Encore-Sustainable-Architects-Bethel-African-Methodist-Episcopal-Church-Exterior-Large
Encore-Sustainable-Architects-Bethel-African-Methodist-Episcopal-Church-Exterior-Large

The Bethel A.M.E. Church is one of the most significant landmarks of African-American history and development in Dorchester County, Maryland. Bethel A.M.E. membership began around 1847, congregating in several structures along Pine Street, including this Gothic Revival structure dating to 1903. It is the oldest African-American church structure in the city of Cambridge, and its active congregation remains a vital part of the community. The property is located within the National Register Pine Street Neighborhood Historic District (D-390) and the Church is listed in the Maryland Inventory of Historic Properties (MIHP D-591).

In 2019, the Eastern Shore Network for Change (ESNC) engaged Encore to perform a building assessment of the Bethel AME Church property. The purpose of the assessment was to identify current deficiencies, recommend appropriate repairs, propose possible capital improvements, and provide conceptual cost estimates for the repairs and improvements.
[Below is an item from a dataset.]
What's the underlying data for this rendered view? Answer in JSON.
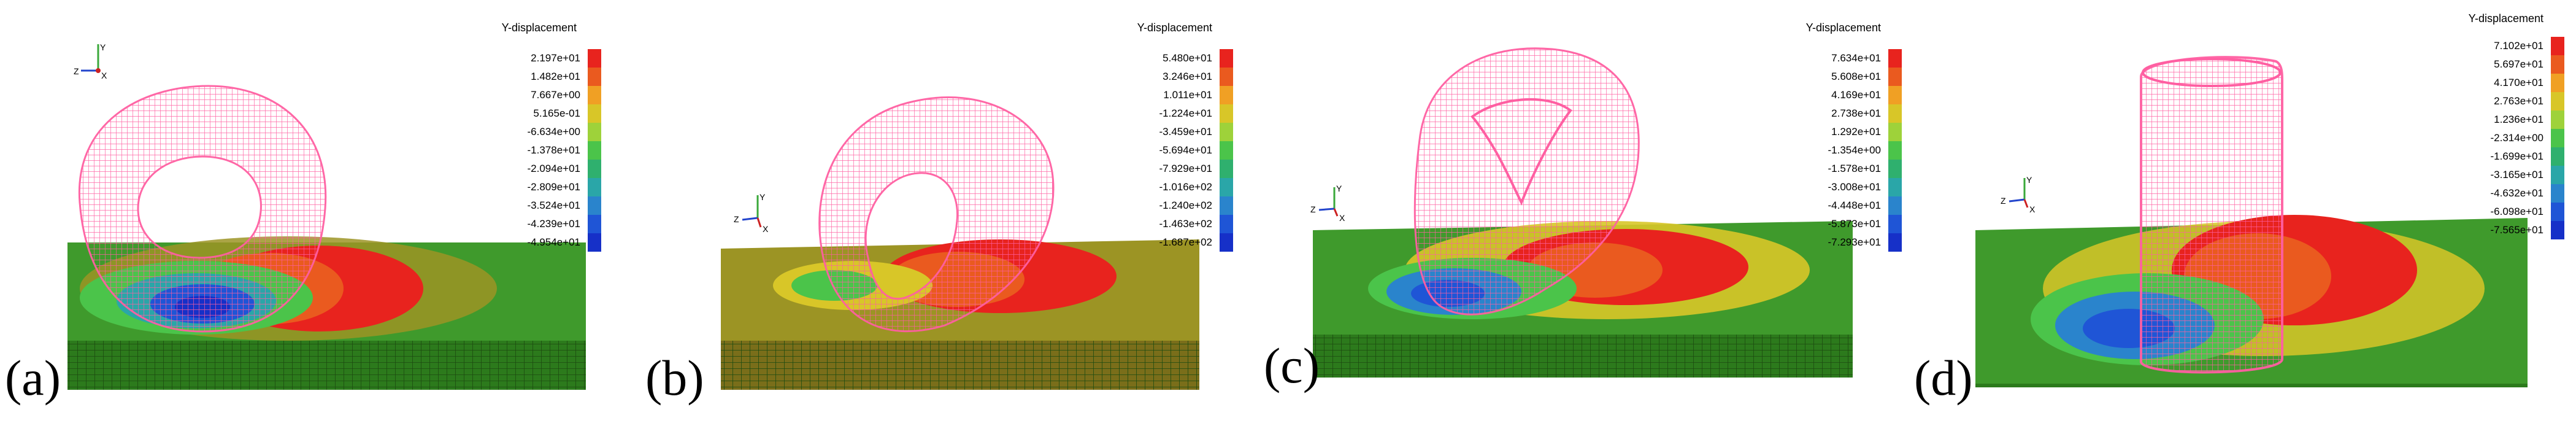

The Church used the recommendations to guide budgeting for repairs and improvements so religious and community support services can continue and improve.

In 2021, Encore was invited to return to the project and guide the restoration of the two towers and main roof which had experienced extensive water damage.  Structural repairs, new roofing and repairs to the sanctuary’s tin ceiling are currently underway.

A drone survey was conducted by Terry Kilby to ascertain the damage on the roof with project savings and surprises. The survey itself is a highly economical way to review roof damage without the cost and danger assorted with scaffolding, buckets and cranes. It also lends itself to the creation of highly detailed images that allow one to re-examine areas and views of structures after the survey that is not possible with momentary in-person surveying. The surprises came when we discovered that: (1) although there are two towers in the Hobbit book, there is only one at Bethel! The smaller tower is not a tower at all, but only a facade, (2) the tall tower housed a recessed roof that was serving as a small retaining pool when it rained… funneling the water slowly into the walls of the sanctuary as it drained, and (3) there was extra roof pitch. None of these were visible from the ground, and all helped formulate the plan for repair.